Consolidation Trends in Islamic Finance

January 25, 2012

In June we blogged about turmoil in the Middle East and how asset managers should fare well despite political instability in key countries (see blog here), and since then we’ve observed continued growth in the region.  In fact, we’ve remained committed to the region, announcing in December that PORTIA will be working with The Company for Cooperative Insurance – commonly known as Tawuniya – which is the largest insurance company in Saudi Arabia (see press release here).

Fresh into 2012, we’ve heard many predictions about how the region will perform this year.  One of the most common predictions is that Islamic banks and funds will start to consolidate, in part to take advantage of economies of scale and to extend their reach.  We believe this is good for the industry, as it should lead to greater stability and ultimately increased confidence and funds.  Because most Islamic finance organizations are small, there are concerns that even the smallest failure or instability by a handful of firms could cause a run on assets or contagion – and consolidation could prevent this.  Similarly, consolidation is a sensible way to grow for smaller banks, as few institutions in the region have the capital required to establish a newly license megabank that can grow organically. 

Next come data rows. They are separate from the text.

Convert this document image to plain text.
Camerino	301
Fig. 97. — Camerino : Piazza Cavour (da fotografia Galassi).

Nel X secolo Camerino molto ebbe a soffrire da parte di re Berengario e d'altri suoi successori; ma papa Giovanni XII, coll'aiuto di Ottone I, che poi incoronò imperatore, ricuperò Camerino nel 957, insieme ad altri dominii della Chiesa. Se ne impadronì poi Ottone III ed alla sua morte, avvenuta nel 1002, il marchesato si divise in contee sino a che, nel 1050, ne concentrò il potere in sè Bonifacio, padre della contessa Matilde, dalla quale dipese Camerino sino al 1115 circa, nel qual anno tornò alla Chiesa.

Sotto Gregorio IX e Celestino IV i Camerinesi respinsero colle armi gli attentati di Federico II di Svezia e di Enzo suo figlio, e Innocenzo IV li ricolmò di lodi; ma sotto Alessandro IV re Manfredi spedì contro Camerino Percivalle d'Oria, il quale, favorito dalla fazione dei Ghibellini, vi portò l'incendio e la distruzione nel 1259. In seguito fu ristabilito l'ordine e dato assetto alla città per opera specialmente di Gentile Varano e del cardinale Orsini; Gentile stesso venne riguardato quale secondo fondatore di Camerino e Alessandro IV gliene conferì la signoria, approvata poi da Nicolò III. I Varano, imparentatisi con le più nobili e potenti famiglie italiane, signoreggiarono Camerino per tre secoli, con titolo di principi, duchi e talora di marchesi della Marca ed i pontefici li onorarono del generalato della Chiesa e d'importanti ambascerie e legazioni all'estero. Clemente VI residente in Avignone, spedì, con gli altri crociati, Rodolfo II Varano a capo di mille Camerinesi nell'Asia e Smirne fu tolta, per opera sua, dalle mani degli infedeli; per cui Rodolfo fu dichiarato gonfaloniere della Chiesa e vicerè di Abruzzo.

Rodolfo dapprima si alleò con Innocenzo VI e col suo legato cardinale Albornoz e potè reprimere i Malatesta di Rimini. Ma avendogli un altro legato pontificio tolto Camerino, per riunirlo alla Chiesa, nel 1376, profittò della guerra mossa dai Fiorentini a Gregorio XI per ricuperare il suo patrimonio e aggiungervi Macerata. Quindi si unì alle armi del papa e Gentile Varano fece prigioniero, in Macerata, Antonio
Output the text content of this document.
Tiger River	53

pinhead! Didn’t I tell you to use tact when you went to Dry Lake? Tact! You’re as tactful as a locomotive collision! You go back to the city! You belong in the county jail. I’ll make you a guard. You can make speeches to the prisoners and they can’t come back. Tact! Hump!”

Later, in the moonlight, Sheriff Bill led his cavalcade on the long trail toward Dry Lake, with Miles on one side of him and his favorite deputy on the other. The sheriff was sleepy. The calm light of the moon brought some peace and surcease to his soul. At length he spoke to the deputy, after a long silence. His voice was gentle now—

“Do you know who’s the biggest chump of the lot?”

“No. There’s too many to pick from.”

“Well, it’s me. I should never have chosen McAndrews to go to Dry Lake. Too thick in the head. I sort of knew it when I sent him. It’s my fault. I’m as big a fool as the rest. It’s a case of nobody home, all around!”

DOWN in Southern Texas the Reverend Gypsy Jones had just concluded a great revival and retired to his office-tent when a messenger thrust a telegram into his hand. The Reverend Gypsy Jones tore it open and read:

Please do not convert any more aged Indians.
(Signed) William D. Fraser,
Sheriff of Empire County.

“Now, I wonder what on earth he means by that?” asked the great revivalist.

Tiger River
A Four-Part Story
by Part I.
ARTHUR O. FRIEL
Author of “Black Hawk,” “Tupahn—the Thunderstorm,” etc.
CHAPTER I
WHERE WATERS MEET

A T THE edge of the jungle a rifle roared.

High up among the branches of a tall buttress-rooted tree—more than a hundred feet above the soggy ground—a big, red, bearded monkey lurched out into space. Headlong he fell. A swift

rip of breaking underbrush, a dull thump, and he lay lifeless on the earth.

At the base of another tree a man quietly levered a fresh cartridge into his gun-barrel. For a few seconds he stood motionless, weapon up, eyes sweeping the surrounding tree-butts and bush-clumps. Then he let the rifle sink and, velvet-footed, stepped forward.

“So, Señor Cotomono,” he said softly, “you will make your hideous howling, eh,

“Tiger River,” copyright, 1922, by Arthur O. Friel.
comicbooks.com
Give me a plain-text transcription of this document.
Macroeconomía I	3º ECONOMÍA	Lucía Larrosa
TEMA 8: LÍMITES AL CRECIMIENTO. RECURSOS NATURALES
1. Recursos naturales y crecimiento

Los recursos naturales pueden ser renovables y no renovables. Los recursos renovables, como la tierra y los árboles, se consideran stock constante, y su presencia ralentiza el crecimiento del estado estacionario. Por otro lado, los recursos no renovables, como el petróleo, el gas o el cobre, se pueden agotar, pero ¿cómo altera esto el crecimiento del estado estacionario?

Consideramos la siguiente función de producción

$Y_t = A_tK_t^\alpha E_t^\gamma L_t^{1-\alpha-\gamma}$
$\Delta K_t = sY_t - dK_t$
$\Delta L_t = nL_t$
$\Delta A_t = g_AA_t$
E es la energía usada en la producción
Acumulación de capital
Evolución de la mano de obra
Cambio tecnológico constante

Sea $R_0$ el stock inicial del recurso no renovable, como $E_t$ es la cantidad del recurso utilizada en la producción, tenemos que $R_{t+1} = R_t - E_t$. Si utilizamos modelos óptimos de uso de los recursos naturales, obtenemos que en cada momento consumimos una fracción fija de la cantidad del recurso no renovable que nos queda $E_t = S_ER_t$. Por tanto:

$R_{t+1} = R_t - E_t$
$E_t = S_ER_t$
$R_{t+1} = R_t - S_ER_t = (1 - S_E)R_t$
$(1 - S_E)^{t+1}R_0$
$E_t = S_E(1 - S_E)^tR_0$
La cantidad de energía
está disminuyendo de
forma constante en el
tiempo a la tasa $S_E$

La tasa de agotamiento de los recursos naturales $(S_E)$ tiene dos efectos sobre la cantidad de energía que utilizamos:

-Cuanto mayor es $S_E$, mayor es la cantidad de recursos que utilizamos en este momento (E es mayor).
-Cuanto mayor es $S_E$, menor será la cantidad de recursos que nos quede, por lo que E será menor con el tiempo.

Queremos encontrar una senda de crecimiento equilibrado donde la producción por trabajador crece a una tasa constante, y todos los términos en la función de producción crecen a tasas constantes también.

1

Here are few recent developments that indicate the environment in the region is healthy and ready for consolidation:

  • The Islamic Financial Services Board, an international standard-setting organization that promotes and enhances the soundness and stability of the Islamic financial services industry, recently announced new principles for liquidity risk management and stress testing (more details here)
  • Thomson Reuters launched the world’s first Islamic finance benchmark rate (see press release)
  • Emirates NBD Bank announced in October 2011 that it will take over Dubai Bank at the request of the government (read news story here)
  • Bahrain’s central bank pushes for five of its Islamic banks to merge in order to improve their capital bases (see details here)

There is also some evidence that Southeast Asian Islamic finance institutions are increasing cooperation with GCC institutions, and that consolidation may occur across regions.  For example, Bank Negara Malaysia is processing three applications for megabank licenses in the country, and sources indicate that all of these investors are from the GCC.  Similarly, Malaysian Islamic finance firms could serve as a good source of capital for GCC firms.

We believe that consolidation could be a key driver of growth for asset managers in the region.  It is also critical for asset managers to continue to penetrate existing markets, as assets under management remain small relative to banking deposits.  For example, in the U.S., assets under management have historically been larger than bank deposits, whereas in the GCC assets under management are a fraction of bank deposits.  Consolidation might be the catalyst needed to shorten the industry’s development curve and provide investors with the confidence needed to shift assets to asset managers.

Are you seeing signs on consolidation in Islamic finance markets?  What are your predictions for the industry in 2012?